Keywords can be used as property keys. Values can be strings, numbers, or port references.


5. Complete Example

# Worship venue — Dante audio network

template Rio3224 {
  meta {
    manufacturer: "Yamaha"
    model: "Rio3224"
    category: "Stagebox"
  }
  ports {
    Dante_Pri_In[1..32]:  in(etherCON)  [Dante, primary]
    Dante_Pri_Out[1..32]: out(etherCON) [Dante, primary]
    Dante_Sec_In[1..32]:  in(etherCON)  [Dante, secondary]
    Dante_Sec_Out[1..32]: out(etherCON) [Dante, secondary]
    Mic_In[1..32]:        in(XLR)
    Line_Out[1..16]:      out(XLR)
  }
  bridge Mic_In -> Dante_Pri_Out   # manufacturer-hardwired: mic preamp → Dante
}

template CL5 {
  meta {
    manufacturer: "Yamaha"
    model: "CL5"
    category: "Console"
  }
  ports {
    Dante_Pri_In[1..72]:  in(etherCON)  [Dante, primary]
    Dante_Pri_Out[1..72]: out(etherCON) [Dante, primary]
    Dante_Sec_In[1..72]:  in(etherCON)  [Dante, secondary]
    Dante_Sec_Out[1..72]: out(etherCON) [Dante, secondary]
    Fader[1..72]:         in
    Mix_Bus[1..24]:       out
  }
  # no bridge declarations — all internal routing is operator-configured
}

instance Stage_Left is Rio3224 {
  location: "Stage Left Wing"
  ip: "192.168.1.31"
}

instance FOH_Console is CL5 {
  location: "Front of House"
  ip: "192.168.1.10"
  route Dante_Pri_In[1] -> Fader[1]
  route Dante_Pri_In[2] -> Fader[2]
}

# One connect per direction — bidirectional cables need two statements
connect Stage_Left.Dante_Pri_Out[1..32] -> FOH_Console.Dante_Pri_In[1..32] {
  cable: "Cat6a_SL_Pri"
  length: "30m"
}
connect FOH_Console.Dante_Pri_Out[1..32] -> Stage_Left.Dante_Pri_In[1..32] {
  cable: "Cat6a_SL_Pri"
  length: "30m"
}

signal Lead_Vocal {
  origin: Stage_Left.Mic_In[1]
  description: "Worship leader vocal"
}

config FOH_Console {
  label Dante_Pri_In[1]: "Lead Vocal" { phantom: "true" }
  label Dante_Pri_In[2]: "Kick Drum"
}

6. File Conventions


7. Design Principles

  1. Human-readable first.

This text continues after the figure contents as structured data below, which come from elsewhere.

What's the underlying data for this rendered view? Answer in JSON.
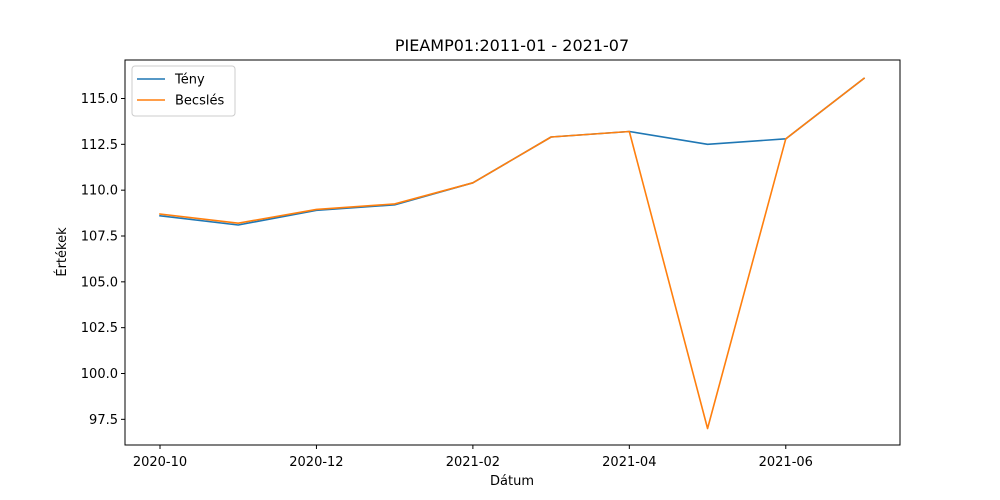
{
  "chart_data": {
    "type": "line",
    "title": "PIEAMP01:2011-01 - 2021-07",
    "xlabel": "Dátum",
    "ylabel": "Értékek",
    "x": [
      "2020-10",
      "2020-11",
      "2020-12",
      "2021-01",
      "2021-02",
      "2021-03",
      "2021-04",
      "2021-05",
      "2021-06",
      "2021-07"
    ],
    "x_tick_labels": [
      "2020-10",
      "2020-12",
      "2021-02",
      "2021-04",
      "2021-06"
    ],
    "y_tick_labels": [
      "97.5",
      "100.0",
      "102.5",
      "105.0",
      "107.5",
      "110.0",
      "112.5",
      "115.0"
    ],
    "ylim": [
      96.1,
      117.1
    ],
    "legend_position": "upper-left",
    "series": [
      {
        "name": "Tény",
        "color": "#1f77b4",
        "values": [
          108.6,
          108.1,
          108.9,
          109.2,
          110.4,
          112.9,
          113.2,
          112.5,
          112.8,
          116.1
        ]
      },
      {
        "name": "Becslés",
        "color": "#ff7f0e",
        "values": [
          108.7,
          108.2,
          108.95,
          109.25,
          110.4,
          112.9,
          113.2,
          97.0,
          112.8,
          116.1
        ]
      }
    ]
  }
}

A broadcast engineer should be able to read a .patch file and understand the signal chain without special tooling.
  2. LLM-friendly. The syntax is simple enough that language models can generate valid .patch files from plain English descriptions.
  3. Git-diffable. Text diffs show meaningful changes. Adding a mic input is one line, not a JSON blob.
  4. No ambiguity. Every statement starts with a unique keyword. The grammar is LL(1).
  5. Domain-specific. The language models broadcast concepts (ports, connectors, protocols, signal chains) directly — not through generic data structures.